Breakfast arrives the next morning in tin lunchpails instead. A thermos of coffee, glass bottles of juice and milk, and a croissant with butter and jam. We eat in the cushy feather bed, watching Futurama on DVD. It’s February 10, 2008, my thirtieth birthday.
“After this episode, why don’t you open your gifts? Start with the small square one.”
I go to the bathroom to wash jam and crumbs off my hands, then lift the lid on the basket. “The little one isn’t in here.” “OK, well, open your card first, then we’ll look for it.”
The card simply says, “I love you … Always.”

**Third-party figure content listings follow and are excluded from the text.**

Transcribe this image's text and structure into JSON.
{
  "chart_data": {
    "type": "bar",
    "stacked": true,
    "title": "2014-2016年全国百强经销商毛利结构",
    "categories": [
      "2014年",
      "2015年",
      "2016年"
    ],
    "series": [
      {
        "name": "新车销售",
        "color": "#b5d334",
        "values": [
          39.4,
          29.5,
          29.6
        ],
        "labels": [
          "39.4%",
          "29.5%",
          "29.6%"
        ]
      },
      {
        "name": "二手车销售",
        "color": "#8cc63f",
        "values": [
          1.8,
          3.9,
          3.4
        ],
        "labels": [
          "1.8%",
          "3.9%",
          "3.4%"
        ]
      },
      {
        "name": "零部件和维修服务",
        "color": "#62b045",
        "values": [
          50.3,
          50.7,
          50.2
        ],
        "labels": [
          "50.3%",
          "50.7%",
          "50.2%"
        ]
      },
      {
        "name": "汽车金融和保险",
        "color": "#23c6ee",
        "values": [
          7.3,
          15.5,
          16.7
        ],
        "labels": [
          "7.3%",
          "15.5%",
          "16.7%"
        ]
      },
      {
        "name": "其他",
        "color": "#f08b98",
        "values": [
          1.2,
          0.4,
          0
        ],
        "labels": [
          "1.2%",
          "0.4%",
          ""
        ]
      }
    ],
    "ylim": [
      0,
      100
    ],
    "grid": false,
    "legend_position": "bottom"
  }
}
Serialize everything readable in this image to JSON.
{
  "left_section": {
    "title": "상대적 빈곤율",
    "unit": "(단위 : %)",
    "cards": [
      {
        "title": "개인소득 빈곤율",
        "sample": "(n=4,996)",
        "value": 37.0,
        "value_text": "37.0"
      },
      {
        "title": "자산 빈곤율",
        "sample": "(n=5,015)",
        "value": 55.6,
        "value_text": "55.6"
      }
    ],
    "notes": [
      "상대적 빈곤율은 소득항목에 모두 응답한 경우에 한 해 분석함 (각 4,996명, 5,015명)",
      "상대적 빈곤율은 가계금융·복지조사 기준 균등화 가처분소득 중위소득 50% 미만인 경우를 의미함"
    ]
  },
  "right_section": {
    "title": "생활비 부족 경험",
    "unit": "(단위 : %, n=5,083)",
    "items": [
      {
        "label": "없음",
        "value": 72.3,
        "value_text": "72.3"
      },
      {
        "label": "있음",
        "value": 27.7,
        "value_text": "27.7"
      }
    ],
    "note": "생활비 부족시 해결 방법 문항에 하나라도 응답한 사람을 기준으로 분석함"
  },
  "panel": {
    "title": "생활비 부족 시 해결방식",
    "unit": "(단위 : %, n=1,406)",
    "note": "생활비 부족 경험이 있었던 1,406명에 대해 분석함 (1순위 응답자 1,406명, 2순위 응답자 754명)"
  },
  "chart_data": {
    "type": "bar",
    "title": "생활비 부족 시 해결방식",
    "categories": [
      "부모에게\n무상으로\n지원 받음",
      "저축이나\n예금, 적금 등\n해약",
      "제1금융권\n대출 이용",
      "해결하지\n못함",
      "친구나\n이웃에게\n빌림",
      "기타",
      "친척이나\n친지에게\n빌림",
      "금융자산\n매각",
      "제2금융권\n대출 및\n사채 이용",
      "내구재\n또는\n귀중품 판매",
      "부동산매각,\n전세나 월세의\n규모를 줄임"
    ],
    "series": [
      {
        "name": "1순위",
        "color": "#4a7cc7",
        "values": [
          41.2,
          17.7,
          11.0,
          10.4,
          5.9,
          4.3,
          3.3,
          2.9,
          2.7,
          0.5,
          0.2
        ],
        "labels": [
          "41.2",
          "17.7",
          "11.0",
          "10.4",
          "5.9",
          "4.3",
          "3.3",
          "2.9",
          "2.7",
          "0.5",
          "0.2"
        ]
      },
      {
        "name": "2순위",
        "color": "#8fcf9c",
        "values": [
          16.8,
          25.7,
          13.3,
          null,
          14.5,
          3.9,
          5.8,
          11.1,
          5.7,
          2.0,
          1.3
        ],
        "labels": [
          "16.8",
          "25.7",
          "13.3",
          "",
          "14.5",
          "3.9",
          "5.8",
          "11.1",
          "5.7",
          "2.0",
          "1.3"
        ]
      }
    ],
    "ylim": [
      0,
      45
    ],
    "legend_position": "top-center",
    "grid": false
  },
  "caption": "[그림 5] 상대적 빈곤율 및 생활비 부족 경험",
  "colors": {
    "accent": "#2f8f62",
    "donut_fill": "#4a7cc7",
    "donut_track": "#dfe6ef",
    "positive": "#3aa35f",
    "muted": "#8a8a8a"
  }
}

He pulls his right hand out from under the pillow, a red and gold box open to reveal a ring. “Lizzy, I love you and I want to spend the rest of my life with you. Will you marry me?”
“Yes. Really? Yes.”
Then several quiet minutes of hugs, kisses, and staring at the ring. The other two gifts are opened to reveal a bottle of Cartier-label champagne and a pair of champagne flutes. I pull the cork and champagne spills down the side of the bottle. Rushing to the bathroom, I start to put my hand under the tap and then pull back, some instinctual reaction to not get the ring wet. “It’s platinum. I think it’ll be ok,” he laughs from the other room.
“Did you tell anyone that you were going to propose?” “Well, Mom and my brothers. And Allen and Reid. And Tacita and Catherine went shopping with me. And Cara. And then Kim because I got nervous on Thursday night and needed another opinion on the ring.”
“I didn’t ask your parents, though, because I thought you would want to tell them yourself.” The offers to leave early suddenly make sense. “We should drive to Connecticut tomorrow and tell them in person!” “Do you want to call anyone now?” “No, I want to tell my parents first.” “Um, I’m actually a little surprised that you aren’t freaking out and calling everyone right now.”
The ring is miles too big, so I cut a length of yarn from my knitting and wrap it around and around the band. It’s snowing again. We cancel the birthday dinner plans and order in pizza, drinking with it the bottle of Hitching Post and a few glasses of scotch.
He tells me that he panicked at the last minute and was worried the ring was gone. “I had the three packages gift wrapped at the paper store. Suddenly I was convinced that the woman had slipped it out of the box, even though I was watching her the whole time. I unwrapped it while you were in the bathroom, because I thought it would be horrible if you opened it and it was empty.” The paper and ribbons were stuffed under his side of the bed.
We leave for Connecticut early on Monday morning, after buying a pair of coffee mugs in the gift shop as a memento. Walking into the deli, Mom is surprised to see us. “I thought you were going to say you eloped, and I would have been so mad,” she tells us later. “We decided to come show you my birthday present,” I say, pulling my hand from my coat pocket. “Oh, Lizzy.” Her voice is softer than I would have expected as well. “Fran, come over here.” “Hey, well it’s about time! Congratulations you two! Did I tell you Doug’s mom died?” and Dad’s back on to other topics like a TV remote on the fritz. Mom pops into excited mode, and starts introducing us to her store friends. Our engagement announcement goes on the chalkboard beside the front door.
After an hour of visiting, we return to Boston and to the Cartier store to have the ring resized. It hurt having to give the ring away for four days. As someone who never felt like an engagement ring would be necessary, I had become impossibly attached to it overnight. This amazing beautiful thing on my hand, all because I was lucky enough for him to love me.
Rarely a day goes by that we don’t have this conversation: “Maybe you didn’t hear, but I’m marrying this terrific guy.” “Oh really? He must be pretty lucky.”
He is lucky, and I am lucky. And I hope we continue to feel so lucky year after year.